Gemeindesteuern und interkantonaler Finanzausgleich
Jede Gemeinde ist autonom bei ihrer Steuerfussfestlegung. Die Auswirkungen sind vergleichbar mit jenen auf kantonaler Ebene. Sie sollen gemindert werden durch den kantonalen Finanzausgleich. Im Kanton Zürich ist dieser relativ modern konzipiert. Der Steuerfuss als ein von der Gemeinde direkt beeinflussbares Kriterium dient nicht mehr als Lastenindikator. Trotzdem wird Kritik laut. Zwei Beispiele dazu aus den Kantonen Zürich und Bern.

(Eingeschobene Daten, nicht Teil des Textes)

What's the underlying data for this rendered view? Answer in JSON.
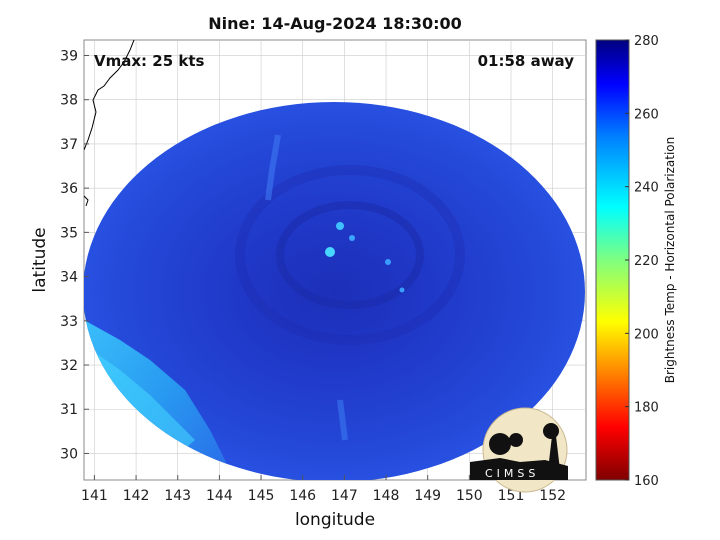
{
  "header": {
    "title": "Nine: 14-Aug-2024 18:30:00"
  },
  "annotations": {
    "vmax": "Vmax: 25 kts",
    "time_away": "01:58 away"
  },
  "axes": {
    "xlabel": "longitude",
    "ylabel": "latitude",
    "x_ticks": [
      141,
      142,
      143,
      144,
      145,
      146,
      147,
      148,
      149,
      150,
      151,
      152
    ],
    "y_ticks": [
      30,
      31,
      32,
      33,
      34,
      35,
      36,
      37,
      38,
      39
    ],
    "xlim": [
      140.75,
      152.8
    ],
    "ylim": [
      29.4,
      39.35
    ]
  },
  "colorbar": {
    "label": "Brightness Temp - Horizontal Polarization",
    "ticks": [
      160,
      180,
      200,
      220,
      240,
      260,
      280
    ],
    "range": [
      160,
      280
    ],
    "colormap": "jet"
  },
  "logo": {
    "text": "CIMSS"
  },
  "storm": {
    "center_lon": 146.9,
    "center_lat": 34.6
  },
  "colors": {
    "background_tb": "#1a3fe0",
    "warm_blue": "#2244dd",
    "cold_cyan": "#3ed8ff",
    "coast": "#000000",
    "grid": "#cccccc"
  }
}
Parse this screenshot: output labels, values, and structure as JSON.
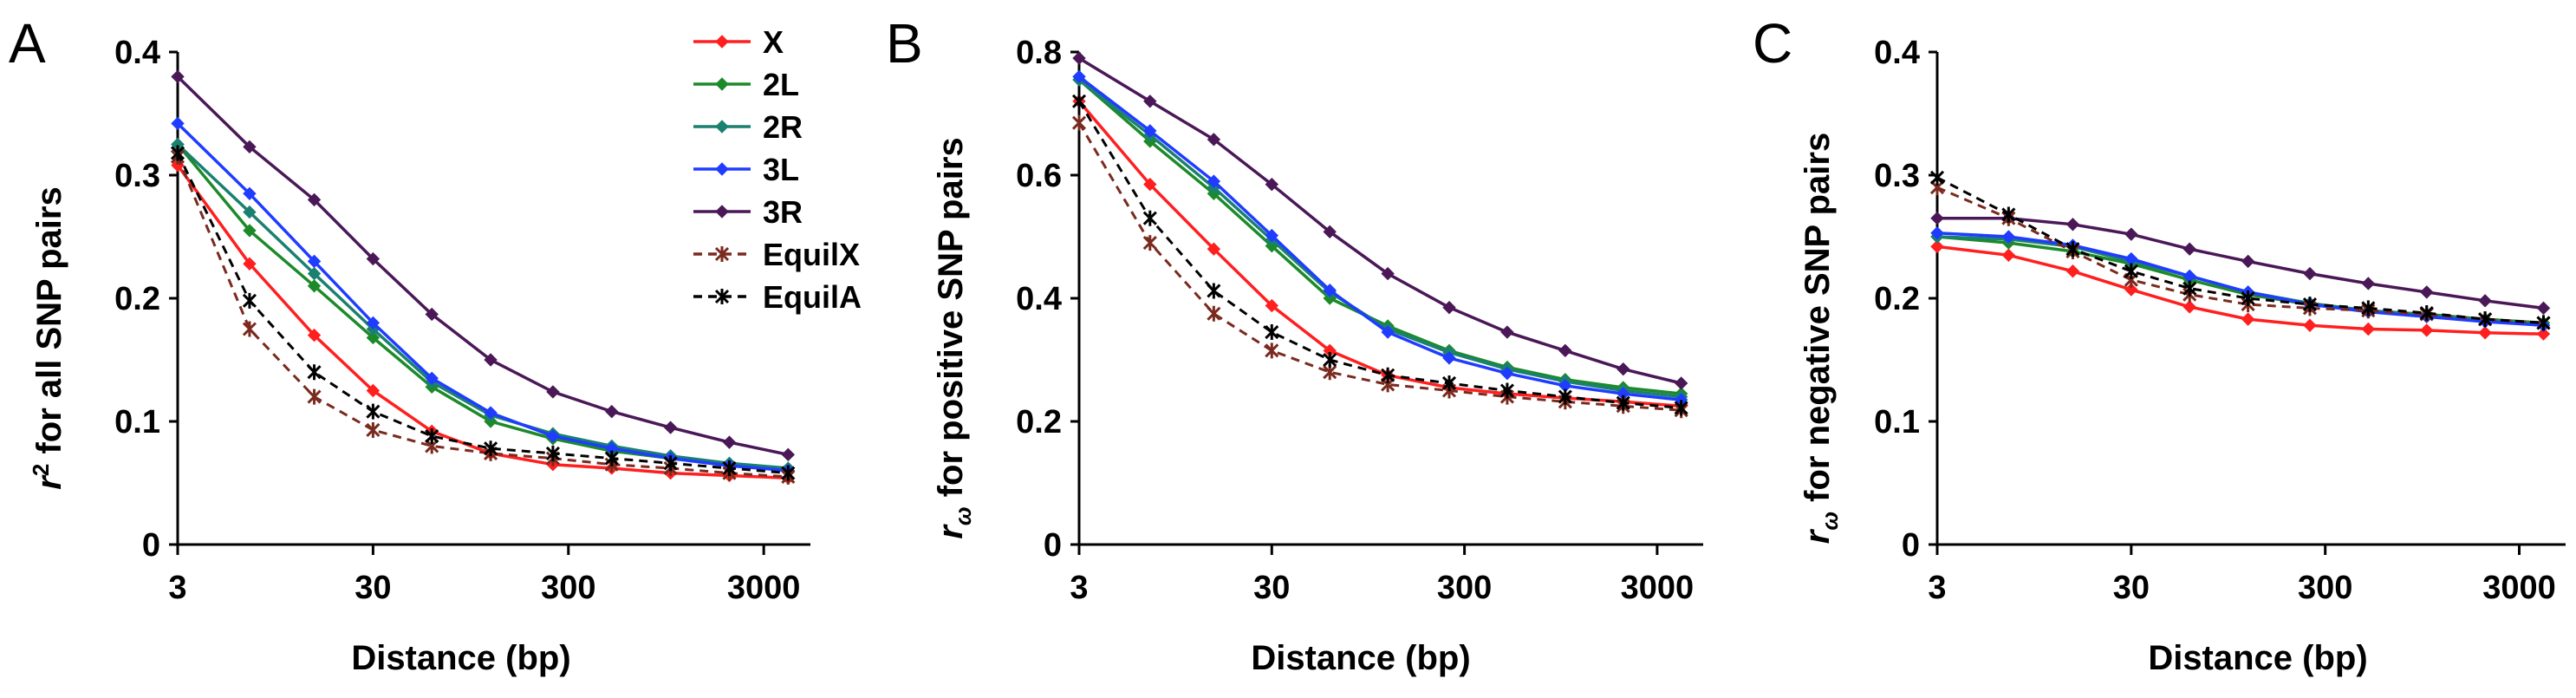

Der Finanzvorstand der Stadt Dietikon (Kanton Zürich) äussert sein Unbehagen. Unhaltbar sei es, wenn kleinere Gemeinden aus dem Ressourcenausgleich Zuschüsse erhielten und damit ihre Steuern senkten. Regensdorf (Kanton Zürich) organisierte Ende November 2013 eine Zusammenkunft kommunaler Finanzchefs zum Thema Finanzausgleich. Bezogen auf die steigenden Soziallasten seiner Gemeinde kritisierte er, es dürfe nicht sein, dass die Gemeinde über falsche Mechanismen oder fehlende Anreize im Finanzausgleich dafür bestraft werde, wenn sie – zufolge relativer Anonymität und älterer Bausubstanz - sozial schwächere Personen anzöge.
Am Beispiel des Kantons Bern weist Rudolf Strahm auf dortige Ungereimtheiten. 339 Nehmergemeinden stehen 41 Gebergemeinden gegenüber. Die bernische Regierung versuchte zwar mit ihrer „Wirtschaftsstrategie 2025“ eine gewisse Schwerpunktbildung der Wirtschaftsförderung, „doch eine Allianz von ländlichen Vertretern unter SVP-Führung pfiff die Regierung zurück“ (TA 29.10.2013). Und so passiert es, dass der Kanton, der in den nächsten Jahren eine halbe Milliarde Franken einsparen sollte, die Motorfahrzeugsteuern auf das schweizweit fast tiefste Niveau senkte und die Handänderungssteuer für kleine Liegenschaften beseitigte.
Fazit
Im schweizerischen Steuerdschungel lauern Tücken, die in der Dunkelheit des Urwalds gerne übersehen werden. Lichten sich einmal die Bäume, werden Gefahren sichtbar, vor denen niemand gewarnt hat. Das war nicht voraussehbar, sagen dann die lokalen Touristenführer, die kommunalen und kantonalen Finanzchefs. Dass falsche Anreize unbeabsichtigte Folgen haben, wussten allerdings Philosophen, Psychologen, Soziologen schon lange - und neuerdings auch Kommunikationswissenschaftler und Politologen.